Is sharing doctored evidence with the media a crime itself, or is it only a crime if that evidence is used in court? Sure, the are free to only share a subset because of privacy etc., but purposefully misleading?
When that uploading includes recoding and other processing, it's plausible.
This video is probably encoded 2-3 times. The first time it is digitized in the camera. The cops might have recoded after taking it off the camera. And then youtube.
This is some low budget police department whose IT department is probably a secretary who happened to have a PC at her house in 1993 when the spot was created.
Warez scene release come with errors with regularity and those guys release stuff all the time and know what they are doing.
> Warez scene release come with errors with regularity and those guys release stuff all the time and know what they are doing.
That's because they are supposed to make edits (cutting out the commercial breaks, for instance), the errors happen because the edits are done hastily, in order to release first.
The police isn't supposed to edit or tamper with the video at all, and I can't imagine any way edits like this (missing bits and looping) can just appear by accident or technical error. The only edit I can imagine to happen by accident is an interrupted upload/transfer, which would cause the video to be truncated at some point, all the way to the end. It can't just leave parts out in the middle or loop certain bits.
One thing that lends doubt to the malice hypothesis is my hope that nobody would be so dumb as to think that such a ham-fisted attempt at manipulation would pass muster. But so far I am at a loss to imagine what kind of errors would result in that video.
Please name a technical problem which would result in the same bit of video appearing more than once in a sequence.
If this was someone pressing play+record on an analogue audio-only tape, after fumbling around with fast-forward and rewind, sure!
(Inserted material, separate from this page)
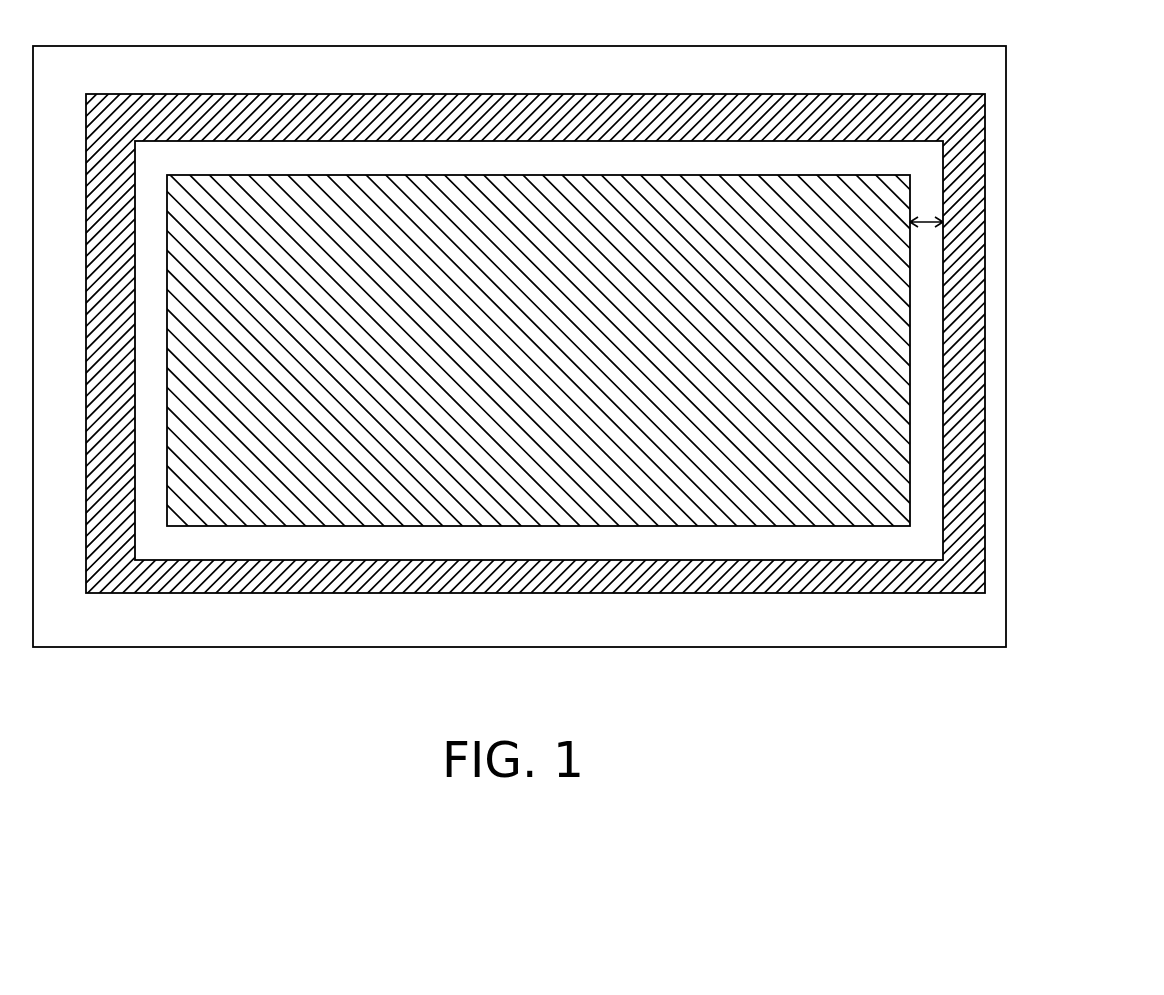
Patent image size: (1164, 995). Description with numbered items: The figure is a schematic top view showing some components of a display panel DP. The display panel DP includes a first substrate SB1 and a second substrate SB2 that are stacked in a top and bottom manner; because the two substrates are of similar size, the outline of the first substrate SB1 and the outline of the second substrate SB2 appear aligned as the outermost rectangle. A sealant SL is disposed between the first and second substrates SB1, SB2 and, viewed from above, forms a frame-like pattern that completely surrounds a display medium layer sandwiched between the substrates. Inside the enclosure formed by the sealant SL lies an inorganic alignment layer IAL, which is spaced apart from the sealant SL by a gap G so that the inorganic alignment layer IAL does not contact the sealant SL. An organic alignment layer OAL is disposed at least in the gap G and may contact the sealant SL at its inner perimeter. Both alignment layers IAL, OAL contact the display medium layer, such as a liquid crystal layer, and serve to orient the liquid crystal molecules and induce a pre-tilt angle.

But this most certainly is not that, let's be clear.
This is not a technical "problem". There is incompetence here, I agree, but not the flavor you are suggesting.
I don't remember him saying "Because you know your rights" in response to that question, which she asked quite a few times (she did declare that she knew her rights, but that was the only mention of rights I remember). I also don't remember him answering "Because no one'll believe you." I want to say he did answer "Because I can.", although I can't be certain without investing more time than I have to devote to this right now.
I don't have the best of memories though, if this quote does happen in the video can some one give us a time stamp. I mean I assume its after asking her to put out her cigarette and before her head was slammed into the concrete if this conversation did take place, but as I said don't have the time at the moment to check.
This is plausible.
But is this quote really from the video or someone's imagination?